What is the issue?
RBI has failed in effectively regulating the banking system.
What are the burdens of Indian banking?
- Sub-Prime Infrastructure that led to potential loss of Rs 6 lakh crore for the banks.
- Limited recourse lending - These are the loans of several lakh crores of rupees that were given for power and highway projects.
- Banks do not have recourse to any collateral security and rely primarily on anticipated project revenues.
- Discom issues - PSBs have been continuously lending to near-bankrupt Discoms in order to fund their ballooning losses
- UDAY scheme transferred the unrecoverable loans of discoms to the respective state governments who will use taxpayers’ money for repayment over the next decade.

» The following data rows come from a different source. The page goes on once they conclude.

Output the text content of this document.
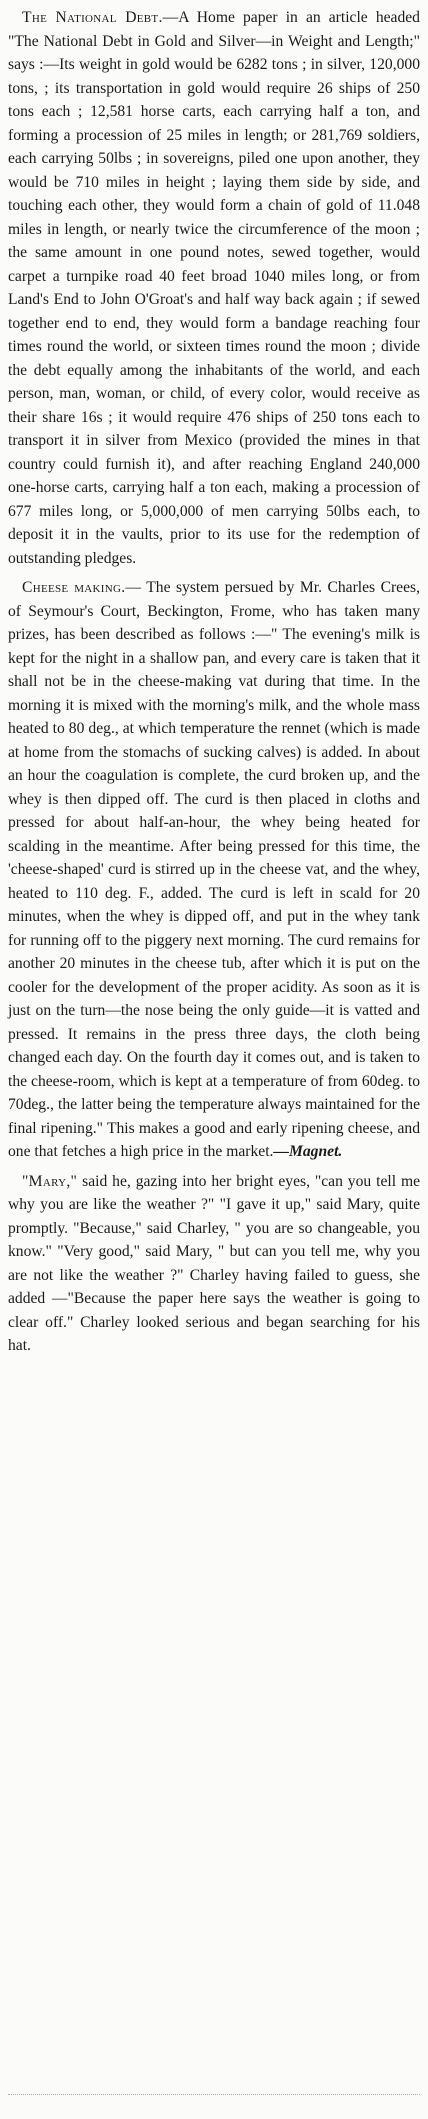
The National Debt.—A Home paper in an article headed "The National Debt in Gold and Silver—in Weight and Length;" says :—Its weight in gold would be 6282 tons ; in silver, 120,000 tons, ; its transportation in gold would require 26 ships of 250 tons each ; 12,581 horse carts, each carrying half a ton, and forming a procession of 25 miles in length; or 281,769 soldiers, each carrying 50lbs ; in sovereigns, piled one upon another, they would be 710 miles in height ; laying them side by side, and touching each other, they would form a chain of gold of 11.048 miles in length, or nearly twice the circumference of the moon ; the same amount in one pound notes, sewed together, would carpet a turnpike road 40 feet broad 1040 miles long, or from Land's End to John O'Groat's and half way back again ; if sewed together end to end, they would form a bandage reaching four times round the world, or sixteen times round the moon ; divide the debt equally among the inhabitants of the world, and each person, man, woman, or child, of every color, would receive as their share 16s ; it would require 476 ships of 250 tons each to transport it in silver from Mexico (provided the mines in that country could furnish it), and after reaching England 240,000 one-horse carts, carrying half a ton each, making a procession of 677 miles long, or 5,000,000 of men carrying 50lbs each, to deposit it in the vaults, prior to its use for the redemption of outstanding pledges.

Cheese making.— The system persued by Mr. Charles Crees, of Seymour's Court, Beckington, Frome, who has taken many prizes, has been described as follows :—" The evening's milk is kept for the night in a shallow pan, and every care is taken that it shall not be in the cheese-making vat during that time. In the morning it is mixed with the morning's milk, and the whole mass heated to 80 deg., at which temperature the rennet (which is made at home from the stomachs of sucking calves) is added. In about an hour the coagulation is complete, the curd broken up, and the whey is then dipped off. The curd is then placed in cloths and pressed for about half-an-hour, the whey being heated for scalding in the meantime. After being pressed for this time, the 'cheese-shaped' curd is stirred up in the cheese vat, and the whey, heated to 110 deg. F., added. The curd is left in scald for 20 minutes, when the whey is dipped off, and put in the whey tank for running off to the piggery next morning. The curd remains for another 20 minutes in the cheese tub, after which it is put on the cooler for the development of the proper acidity. As soon as it is just on the turn—the nose being the only guide—it is vatted and pressed. It remains in the press three days, the cloth being changed each day. On the fourth day it comes out, and is taken to the cheese-room, which is kept at a temperature of from 60deg. to 70deg., the latter being the temperature always maintained for the final ripening." This makes a good and early ripening cheese, and one that fetches a high price in the market.—Magnet.

"Mary," said he, gazing into her bright eyes, "can you tell me why you are like the weather ?" "I gave it up," said Mary, quite promptly. "Because," said Charley, " you are so changeable, you know." "Very good," said Mary, " but can you tell me, why you are not like the weather ?" Charley having failed to guess, she added —"Because the paper here says the weather is going to clear off." Charley looked serious and began searching for his hat.
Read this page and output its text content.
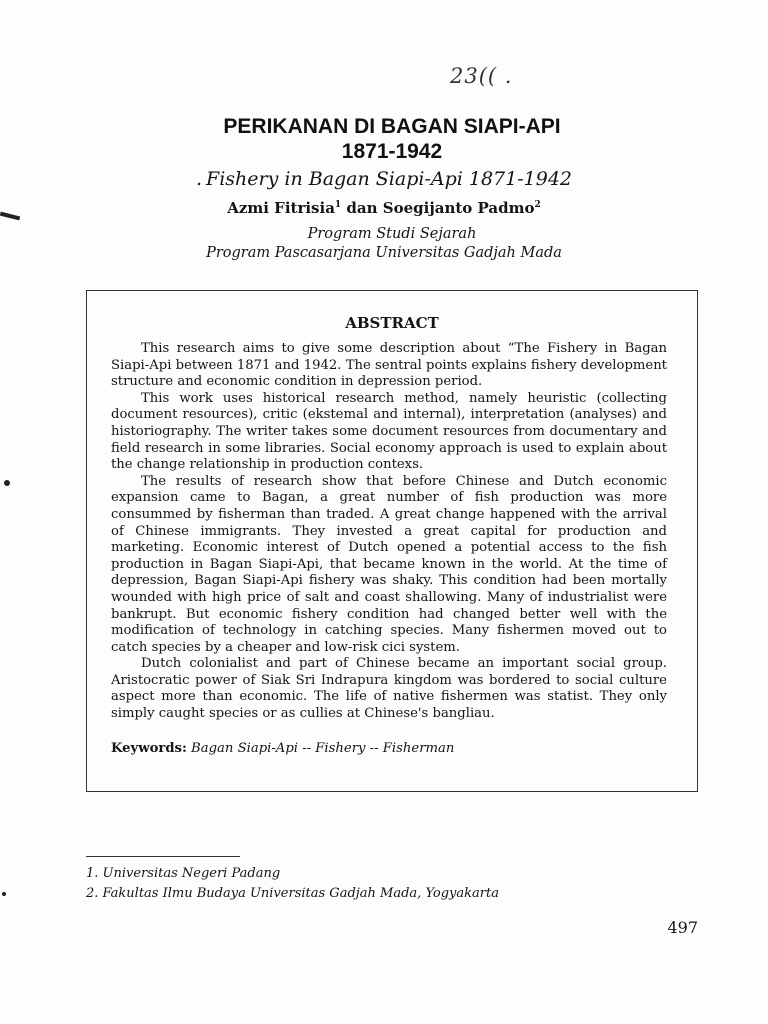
23(( .
PERIKANAN DI BAGAN SIAPI-API
1871-1942

. Fishery in Bagan Siapi-Api 1871-1942

Azmi Fitrisia$^1$ dan Soegijanto Padmo$^2$

Program Studi Sejarah

Program Pascasarjana Universitas Gadjah Mada

ABSTRACT

This research aims to give some description about “The Fishery in Bagan Siapi-Api between 1871 and 1942. The sentral points explains fishery development structure and economic condition in depression period.

This work uses historical research method, namely heuristic (collecting document resources), critic (ekstemal and internal), interpretation (analyses) and historiography. The writer takes some document resources from documentary and field research in some libraries. Social economy approach is used to explain about the change relationship in production contexs.

The results of research show that before Chinese and Dutch economic expansion came to Bagan, a great number of fish production was more consummed by fisherman than traded. A great change happened with the arrival of Chinese immigrants. They invested a great capital for production and marketing. Economic interest of Dutch opened a potential access to the fish production in Bagan Siapi-Api, that became known in the world. At the time of depression, Bagan Siapi-Api fishery was shaky. This condition had been mortally wounded with high price of salt and coast shallowing. Many of industrialist were bankrupt. But economic fishery condition had changed better well with the modification of technology in catching species. Many fishermen moved out to catch species by a cheaper and low-risk cici system.

Dutch colonialist and part of Chinese became an important social group. Aristocratic power of Siak Sri Indrapura kingdom was bordered to social culture aspect more than economic. The life of native fishermen was statist. They only simply caught species or as cullies at Chinese's bangliau.

Keywords: Bagan Siapi-Api -- Fishery -- Fisherman

1. Universitas Negeri Padang
2. Fakultas Ilmu Budaya Universitas Gadjah Mada, Yogyakarta

497
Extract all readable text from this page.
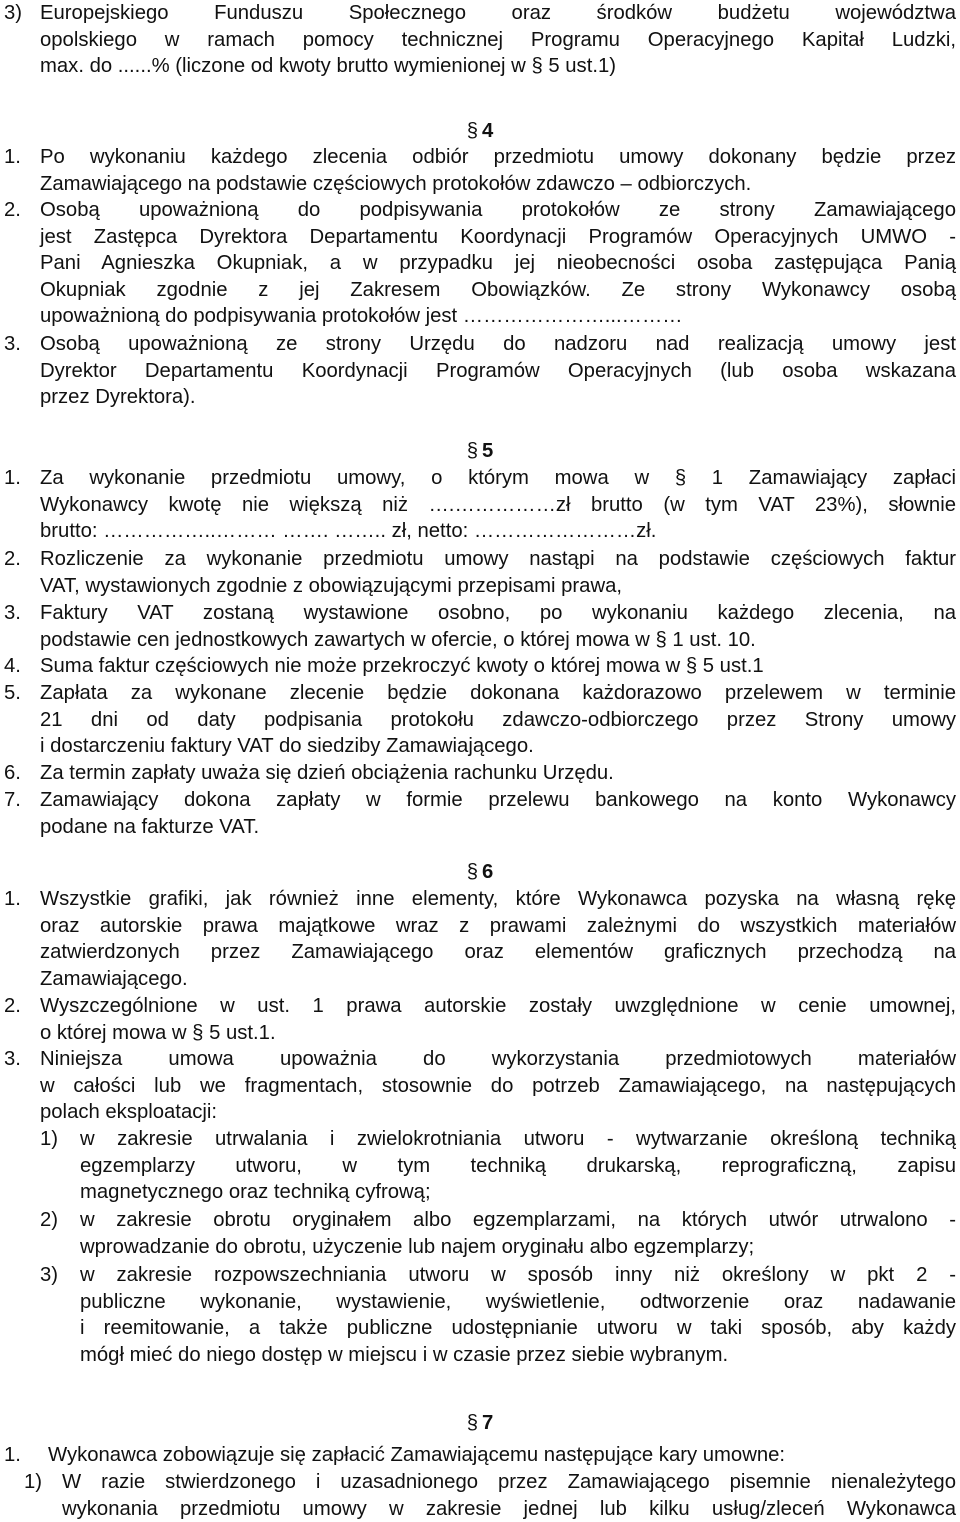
3) Europejskiego Funduszu Społecznego oraz środków budżetu województwa
opolskiego w ramach pomocy technicznej Programu Operacyjnego Kapitał Ludzki,
max. do ......% (liczone od kwoty brutto wymienionej w § 5 ust.1)
§ 4
1. Po wykonaniu każdego zlecenia odbiór przedmiotu umowy dokonany będzie przez
Zamawiającego na podstawie częściowych protokołów zdawczo – odbiorczych.
2. Osobą upoważnioną do podpisywania protokołów ze strony Zamawiającego
jest Zastępca Dyrektora Departamentu Koordynacji Programów Operacyjnych UMWO -
Pani Agnieszka Okupniak, a w przypadku jej nieobecności osoba zastępująca Panią
Okupniak zgodnie z jej Zakresem Obowiązków. Ze strony Wykonawcy osobą
upoważnioną do podpisywania protokołów jest …………………...………
3. Osobą upoważnioną ze strony Urzędu do nadzoru nad realizacją umowy jest
Dyrektor Departamentu Koordynacji Programów Operacyjnych (lub osoba wskazana
przez Dyrektora).
§ 5
1. Za wykonanie przedmiotu umowy, o którym mowa w § 1 Zamawiający zapłaci
Wykonawcy kwotę nie większą niż ….……………zł brutto (w tym VAT 23%), słownie
brutto: ……………..……… ……. …….. zł, netto: ……………………zł.
2. Rozliczenie za wykonanie przedmiotu umowy nastąpi na podstawie częściowych faktur
VAT, wystawionych zgodnie z obowiązującymi przepisami prawa,
3. Faktury VAT zostaną wystawione osobno, po wykonaniu każdego zlecenia, na
podstawie cen jednostkowych zawartych w ofercie, o której mowa w § 1 ust. 10.
4. Suma faktur częściowych nie może przekroczyć kwoty o której mowa w § 5 ust.1
5. Zapłata za wykonane zlecenie będzie dokonana każdorazowo przelewem w terminie
21 dni od daty podpisania protokołu zdawczo-odbiorczego przez Strony umowy
i dostarczeniu faktury VAT do siedziby Zamawiającego.
6. Za termin zapłaty uważa się dzień obciążenia rachunku Urzędu.
7. Zamawiający dokona zapłaty w formie przelewu bankowego na konto Wykonawcy
podane na fakturze VAT.
§ 6
1. Wszystkie grafiki, jak również inne elementy, które Wykonawca pozyska na własną rękę
oraz autorskie prawa majątkowe wraz z prawami zależnymi do wszystkich materiałów
zatwierdzonych przez Zamawiającego oraz elementów graficznych przechodzą na
Zamawiającego.
2. Wyszczególnione w ust. 1 prawa autorskie zostały uwzględnione w cenie umownej,
o której mowa w § 5 ust.1.
3. Niniejsza umowa upoważnia do wykorzystania przedmiotowych materiałów
w całości lub we fragmentach, stosownie do potrzeb Zamawiającego, na następujących
polach eksploatacji:
1) w zakresie utrwalania i zwielokrotniania utworu - wytwarzanie określoną techniką
egzemplarzy utworu, w tym techniką drukarską, reprograficzną, zapisu
magnetycznego oraz techniką cyfrową;
2) w zakresie obrotu oryginałem albo egzemplarzami, na których utwór utrwalono -
wprowadzanie do obrotu, użyczenie lub najem oryginału albo egzemplarzy;
3) w zakresie rozpowszechniania utworu w sposób inny niż określony w pkt 2 -
publiczne wykonanie, wystawienie, wyświetlenie, odtworzenie oraz nadawanie
i reemitowanie, a także publiczne udostępnianie utworu w taki sposób, aby każdy
mógł mieć do niego dostęp w miejscu i w czasie przez siebie wybranym.
§ 7
1. Wykonawca zobowiązuje się zapłacić Zamawiającemu następujące kary umowne:
1) W razie stwierdzonego i uzasadnionego przez Zamawiającego pisemnie nienależytego
wykonania przedmiotu umowy w zakresie jednej lub kilku usług/zleceń Wykonawca
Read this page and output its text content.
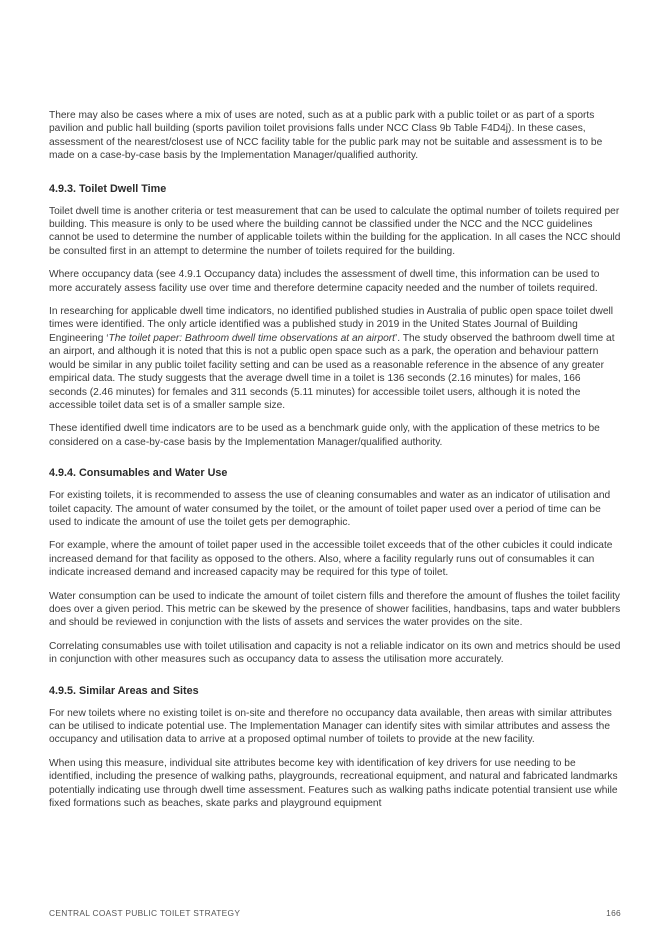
There may also be cases where a mix of uses are noted, such as at a public park with a public toilet or as part of a sports pavilion and public hall building (sports pavilion toilet provisions falls under NCC Class 9b Table F4D4j). In these cases, assessment of the nearest/closest use of NCC facility table for the public park may not be suitable and assessment is to be made on a case-by-case basis by the Implementation Manager/qualified authority.

4.9.3. Toilet Dwell Time

Toilet dwell time is another criteria or test measurement that can be used to calculate the optimal number of toilets required per building. This measure is only to be used where the building cannot be classified under the NCC and the NCC guidelines cannot be used to determine the number of applicable toilets within the building for the application. In all cases the NCC should be consulted first in an attempt to determine the number of toilets required for the building.

Where occupancy data (see 4.9.1 Occupancy data) includes the assessment of dwell time, this information can be used to more accurately assess facility use over time and therefore determine capacity needed and the number of toilets required.

In researching for applicable dwell time indicators, no identified published studies in Australia of public open space toilet dwell times were identified. The only article identified was a published study in 2019 in the United States Journal of Building Engineering ‘The toilet paper: Bathroom dwell time observations at an airport’. The study observed the bathroom dwell time at an airport, and although it is noted that this is not a public open space such as a park, the operation and behaviour pattern would be similar in any public toilet facility setting and can be used as a reasonable reference in the absence of any greater empirical data. The study suggests that the average dwell time in a toilet is 136 seconds (2.16 minutes) for males, 166 seconds (2.46 minutes) for females and 311 seconds (5.11 minutes) for accessible toilet users, although it is noted the accessible toilet data set is of a smaller sample size.

These identified dwell time indicators are to be used as a benchmark guide only, with the application of these metrics to be considered on a case-by-case basis by the Implementation Manager/qualified authority.

4.9.4. Consumables and Water Use

For existing toilets, it is recommended to assess the use of cleaning consumables and water as an indicator of utilisation and toilet capacity. The amount of water consumed by the toilet, or the amount of toilet paper used over a period of time can be used to indicate the amount of use the toilet gets per demographic.

For example, where the amount of toilet paper used in the accessible toilet exceeds that of the other cubicles it could indicate increased demand for that facility as opposed to the others. Also, where a facility regularly runs out of consumables it can indicate increased demand and increased capacity may be required for this type of toilet.

Water consumption can be used to indicate the amount of toilet cistern fills and therefore the amount of flushes the toilet facility does over a given period. This metric can be skewed by the presence of shower facilities, handbasins, taps and water bubblers and should be reviewed in conjunction with the lists of assets and services the water provides on the site.

Correlating consumables use with toilet utilisation and capacity is not a reliable indicator on its own and metrics should be used in conjunction with other measures such as occupancy data to assess the utilisation more accurately.

4.9.5. Similar Areas and Sites

For new toilets where no existing toilet is on-site and therefore no occupancy data available, then areas with similar attributes can be utilised to indicate potential use. The Implementation Manager can identify sites with similar attributes and assess the occupancy and utilisation data to arrive at a proposed optimal number of toilets to provide at the new facility.

When using this measure, individual site attributes become key with identification of key drivers for use needing to be identified, including the presence of walking paths, playgrounds, recreational equipment, and natural and fabricated landmarks potentially indicating use through dwell time assessment. Features such as walking paths indicate potential transient use while fixed formations such as beaches, skate parks and playground equipment

CENTRAL COAST PUBLIC TOILET STRATEGY	166
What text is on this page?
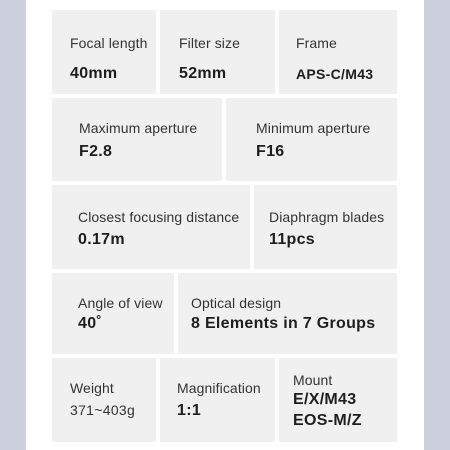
Focal length
40mm
Filter size
52mm
Frame
APS-C/M43
Maximum aperture
F2.8
Minimum aperture
F16
Closest focusing distance
0.17m
Diaphragm blades
11pcs
Angle of view
40˚
Optical design
8 Elements in 7 Groups
Weight
371~403g
Magnification
1:1
Mount
E/X/M43
EOS-M/Z
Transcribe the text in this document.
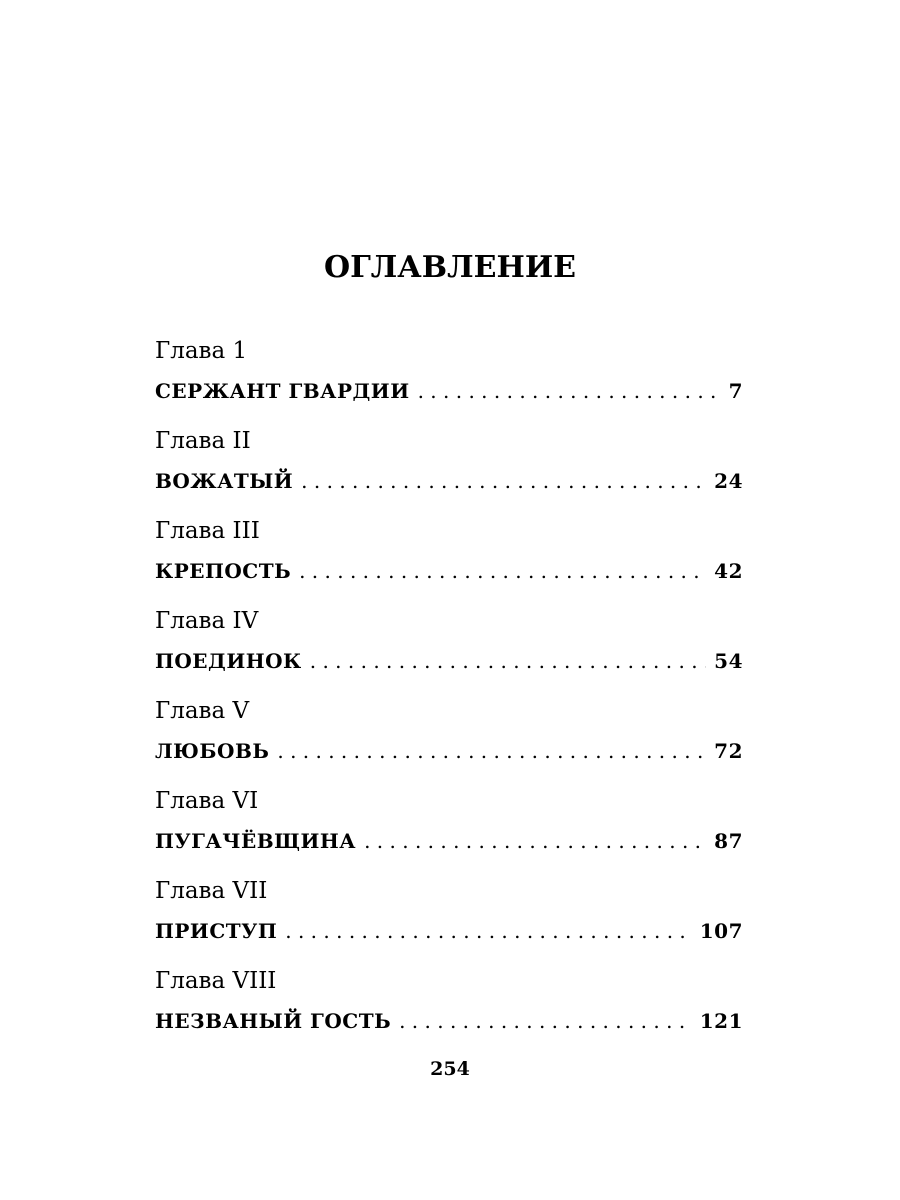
ОГЛАВЛЕНИЕ
Глава 1
СЕРЖАНТ ГВАРДИИ . . .	7
Глава II
ВОЖАТЫЙ . . .	24
Глава III
КРЕПОСТЬ . . .	42
Глава IV
ПОЕДИНОК . . .	54
Глава V
ЛЮБОВЬ . . .	72
Глава VI
ПУГАЧЁВЩИНА . . .	87
Глава VII
ПРИСТУП . . .	107
Глава VIII
НЕЗВАНЫЙ ГОСТЬ . . .	121
254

What are problems with RBI?
- RBI failed to detect the financial backlogs in time, and failed to contain the internal crisis of gigantic proportions.
- It is one single institution, which is held responsible for the despicable state of India’s banking sector, its statutory capabilities are failed in dealing the large sector.
- RBI failed to adopt the prudent practices associated with limited recourse lending.
- The regulatory inspections of RBI failed to flag large-scale malfeasance that was certain to result in bad debts.
What are the outcomes the failures?
- The taxpayer will pay over Rs 3 lakh crore in the form of government bailouts or other indirect support to meet the losses of banks on account of such irresponsible lending to projects.
- An equal amount would also be borne by taxpayers to cover the bank loans to Discoms across the country.
- The resultant losses cannot be recovered from consumers for political and economic reasons.
- In the absence of a vigilant regulator, banks went wayward and lost heavily.
- Banks have moved away from investment lending, which in turn has stunted the growth of incomes and employment.